Joining the letter was the American Financial Services Council, Visa, MasterCard, and Household International Inc.

Lenders are particularly concerned about the liability provisions of the bill. Under both the House and Senate versions, lenders who provide incorrect information to a credit bureau could be sued by individuals under the private right of action the legislation would create.

Limit on State Powers Sought

The credit providers are also seeking an amendment that would limit the right of states to enforce their own credit reporting laws, as well as a provision that would permit lenders to verify income and other information about consumers who accept preapproved credit offers.

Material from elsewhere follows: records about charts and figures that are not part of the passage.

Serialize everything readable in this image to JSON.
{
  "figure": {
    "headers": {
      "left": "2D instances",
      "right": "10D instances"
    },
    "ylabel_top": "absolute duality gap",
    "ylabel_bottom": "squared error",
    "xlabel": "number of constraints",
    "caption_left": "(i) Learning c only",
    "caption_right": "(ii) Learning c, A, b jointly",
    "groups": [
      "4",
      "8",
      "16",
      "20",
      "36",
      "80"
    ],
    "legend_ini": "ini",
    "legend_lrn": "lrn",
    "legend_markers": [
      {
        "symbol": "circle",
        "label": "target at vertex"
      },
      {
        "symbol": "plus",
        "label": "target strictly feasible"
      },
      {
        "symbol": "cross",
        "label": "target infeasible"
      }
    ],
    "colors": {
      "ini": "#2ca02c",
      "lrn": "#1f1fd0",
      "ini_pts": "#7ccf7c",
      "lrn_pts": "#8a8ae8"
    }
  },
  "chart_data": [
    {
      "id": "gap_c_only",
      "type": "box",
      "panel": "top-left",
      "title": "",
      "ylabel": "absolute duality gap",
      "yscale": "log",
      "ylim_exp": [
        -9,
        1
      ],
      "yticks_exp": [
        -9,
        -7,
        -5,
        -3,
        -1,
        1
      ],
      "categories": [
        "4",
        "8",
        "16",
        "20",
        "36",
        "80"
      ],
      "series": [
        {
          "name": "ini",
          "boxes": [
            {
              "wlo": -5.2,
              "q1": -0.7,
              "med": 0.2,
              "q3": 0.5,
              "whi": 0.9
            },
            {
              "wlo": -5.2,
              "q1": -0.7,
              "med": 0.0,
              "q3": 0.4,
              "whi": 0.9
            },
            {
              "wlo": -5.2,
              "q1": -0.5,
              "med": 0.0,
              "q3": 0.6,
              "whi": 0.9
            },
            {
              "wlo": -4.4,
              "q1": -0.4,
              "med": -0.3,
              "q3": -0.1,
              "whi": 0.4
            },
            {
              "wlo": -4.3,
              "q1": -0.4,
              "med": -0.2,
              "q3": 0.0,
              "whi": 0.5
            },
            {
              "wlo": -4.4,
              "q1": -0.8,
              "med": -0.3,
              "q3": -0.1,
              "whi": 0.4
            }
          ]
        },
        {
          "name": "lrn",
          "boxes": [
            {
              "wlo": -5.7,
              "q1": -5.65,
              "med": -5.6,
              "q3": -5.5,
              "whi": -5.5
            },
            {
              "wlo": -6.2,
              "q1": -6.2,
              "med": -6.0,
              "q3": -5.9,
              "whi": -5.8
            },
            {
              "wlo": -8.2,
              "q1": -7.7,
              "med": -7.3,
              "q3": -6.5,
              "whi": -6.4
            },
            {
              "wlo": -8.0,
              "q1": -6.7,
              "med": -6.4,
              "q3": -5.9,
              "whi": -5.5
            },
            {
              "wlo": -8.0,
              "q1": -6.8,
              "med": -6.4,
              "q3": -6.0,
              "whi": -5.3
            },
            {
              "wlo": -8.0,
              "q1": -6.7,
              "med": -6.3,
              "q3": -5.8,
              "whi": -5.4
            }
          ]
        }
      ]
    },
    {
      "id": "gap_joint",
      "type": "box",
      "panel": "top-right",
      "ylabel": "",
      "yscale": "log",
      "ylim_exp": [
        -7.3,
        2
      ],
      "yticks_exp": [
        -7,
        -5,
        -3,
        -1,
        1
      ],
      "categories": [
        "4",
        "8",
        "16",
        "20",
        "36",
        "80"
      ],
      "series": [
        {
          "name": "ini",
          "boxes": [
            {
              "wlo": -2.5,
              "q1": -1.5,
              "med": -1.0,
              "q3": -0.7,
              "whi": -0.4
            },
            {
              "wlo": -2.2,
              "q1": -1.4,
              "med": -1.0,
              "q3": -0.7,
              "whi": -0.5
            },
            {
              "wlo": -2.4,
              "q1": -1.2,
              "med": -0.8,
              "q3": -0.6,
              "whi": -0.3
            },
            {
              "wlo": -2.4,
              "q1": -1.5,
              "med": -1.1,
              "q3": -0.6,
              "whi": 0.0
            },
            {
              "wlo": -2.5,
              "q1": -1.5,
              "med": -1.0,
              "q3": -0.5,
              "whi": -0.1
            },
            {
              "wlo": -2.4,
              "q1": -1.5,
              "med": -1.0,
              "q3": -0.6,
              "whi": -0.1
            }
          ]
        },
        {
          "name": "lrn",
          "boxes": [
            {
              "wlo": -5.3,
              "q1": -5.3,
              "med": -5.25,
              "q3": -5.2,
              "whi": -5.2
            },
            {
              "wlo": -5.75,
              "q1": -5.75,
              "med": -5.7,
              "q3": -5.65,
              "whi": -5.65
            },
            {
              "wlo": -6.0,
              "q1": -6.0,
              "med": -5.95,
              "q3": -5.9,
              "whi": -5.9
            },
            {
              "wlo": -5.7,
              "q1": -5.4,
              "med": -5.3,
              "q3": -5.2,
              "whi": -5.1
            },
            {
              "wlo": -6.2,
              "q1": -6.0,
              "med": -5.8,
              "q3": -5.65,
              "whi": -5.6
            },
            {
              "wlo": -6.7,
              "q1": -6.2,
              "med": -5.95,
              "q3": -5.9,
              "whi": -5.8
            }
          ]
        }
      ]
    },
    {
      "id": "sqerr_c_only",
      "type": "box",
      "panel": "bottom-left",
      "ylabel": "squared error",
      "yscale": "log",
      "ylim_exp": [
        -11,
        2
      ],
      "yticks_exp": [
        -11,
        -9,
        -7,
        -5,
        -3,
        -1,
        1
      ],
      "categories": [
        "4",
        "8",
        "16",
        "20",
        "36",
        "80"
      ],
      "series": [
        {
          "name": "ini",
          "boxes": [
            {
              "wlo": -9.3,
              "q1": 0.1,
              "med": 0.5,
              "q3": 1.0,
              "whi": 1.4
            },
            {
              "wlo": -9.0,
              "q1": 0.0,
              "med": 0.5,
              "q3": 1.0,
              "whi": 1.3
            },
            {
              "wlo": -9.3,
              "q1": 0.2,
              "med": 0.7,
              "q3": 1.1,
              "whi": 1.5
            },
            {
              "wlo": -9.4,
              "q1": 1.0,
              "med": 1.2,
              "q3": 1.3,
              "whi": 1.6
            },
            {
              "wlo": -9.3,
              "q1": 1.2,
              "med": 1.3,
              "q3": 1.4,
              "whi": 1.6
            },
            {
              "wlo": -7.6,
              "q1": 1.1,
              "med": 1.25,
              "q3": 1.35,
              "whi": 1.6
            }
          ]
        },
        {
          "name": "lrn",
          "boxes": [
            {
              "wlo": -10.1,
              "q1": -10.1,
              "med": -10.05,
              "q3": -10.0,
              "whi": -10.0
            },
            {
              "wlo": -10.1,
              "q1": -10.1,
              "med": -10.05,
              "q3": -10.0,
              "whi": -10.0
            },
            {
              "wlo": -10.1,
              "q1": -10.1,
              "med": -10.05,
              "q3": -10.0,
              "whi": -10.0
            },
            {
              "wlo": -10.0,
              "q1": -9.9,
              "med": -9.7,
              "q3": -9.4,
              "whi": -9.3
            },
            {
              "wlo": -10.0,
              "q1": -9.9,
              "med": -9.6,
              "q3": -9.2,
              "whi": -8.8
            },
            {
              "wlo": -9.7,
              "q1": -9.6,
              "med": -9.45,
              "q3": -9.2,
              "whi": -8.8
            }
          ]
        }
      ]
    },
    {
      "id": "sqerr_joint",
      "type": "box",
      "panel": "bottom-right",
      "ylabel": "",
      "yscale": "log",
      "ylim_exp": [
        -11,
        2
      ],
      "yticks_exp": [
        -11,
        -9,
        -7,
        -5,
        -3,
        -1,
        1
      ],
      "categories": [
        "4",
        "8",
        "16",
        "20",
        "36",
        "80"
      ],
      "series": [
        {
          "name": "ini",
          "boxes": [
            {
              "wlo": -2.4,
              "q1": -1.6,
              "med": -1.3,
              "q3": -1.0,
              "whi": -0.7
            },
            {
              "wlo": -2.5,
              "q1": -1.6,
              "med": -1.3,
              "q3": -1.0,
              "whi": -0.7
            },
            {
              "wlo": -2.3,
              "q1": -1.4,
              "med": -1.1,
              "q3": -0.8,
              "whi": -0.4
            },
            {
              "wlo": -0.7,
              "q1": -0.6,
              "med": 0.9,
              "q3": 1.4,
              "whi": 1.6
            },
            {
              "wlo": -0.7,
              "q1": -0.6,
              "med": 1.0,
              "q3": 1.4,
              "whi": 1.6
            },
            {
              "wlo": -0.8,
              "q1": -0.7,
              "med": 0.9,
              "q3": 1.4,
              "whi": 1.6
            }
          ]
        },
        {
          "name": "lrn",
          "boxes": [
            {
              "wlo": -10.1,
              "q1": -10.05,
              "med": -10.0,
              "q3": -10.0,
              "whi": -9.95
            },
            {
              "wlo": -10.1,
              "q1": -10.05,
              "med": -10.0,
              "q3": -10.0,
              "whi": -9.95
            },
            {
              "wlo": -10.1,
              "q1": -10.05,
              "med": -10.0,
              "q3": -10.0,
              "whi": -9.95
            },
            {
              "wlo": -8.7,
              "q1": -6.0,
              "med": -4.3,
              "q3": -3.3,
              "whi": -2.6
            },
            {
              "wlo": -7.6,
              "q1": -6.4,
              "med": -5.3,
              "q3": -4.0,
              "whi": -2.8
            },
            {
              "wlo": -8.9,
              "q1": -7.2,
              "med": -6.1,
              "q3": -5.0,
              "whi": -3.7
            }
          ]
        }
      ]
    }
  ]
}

Jeffrey Tassie, a lobbyist for the American Financial Services Association, said, "Everything in the bill is interrelated."

The liability provisions could be made workable if state laws are preempted so that states are unable to limit the amount of time financial institutions have to investigate and correct errors reported by consumers.

The lenders want 30 business days to investigate disputed information.

Bankers and other credit providers have argued all along that the legislation is unnecessary.

"However, we feel we have made a good-faith effort to make S 783 into workable legislation," the lender groups said in their letter.

The bill is expected to win approval from the Senate Banking Committee.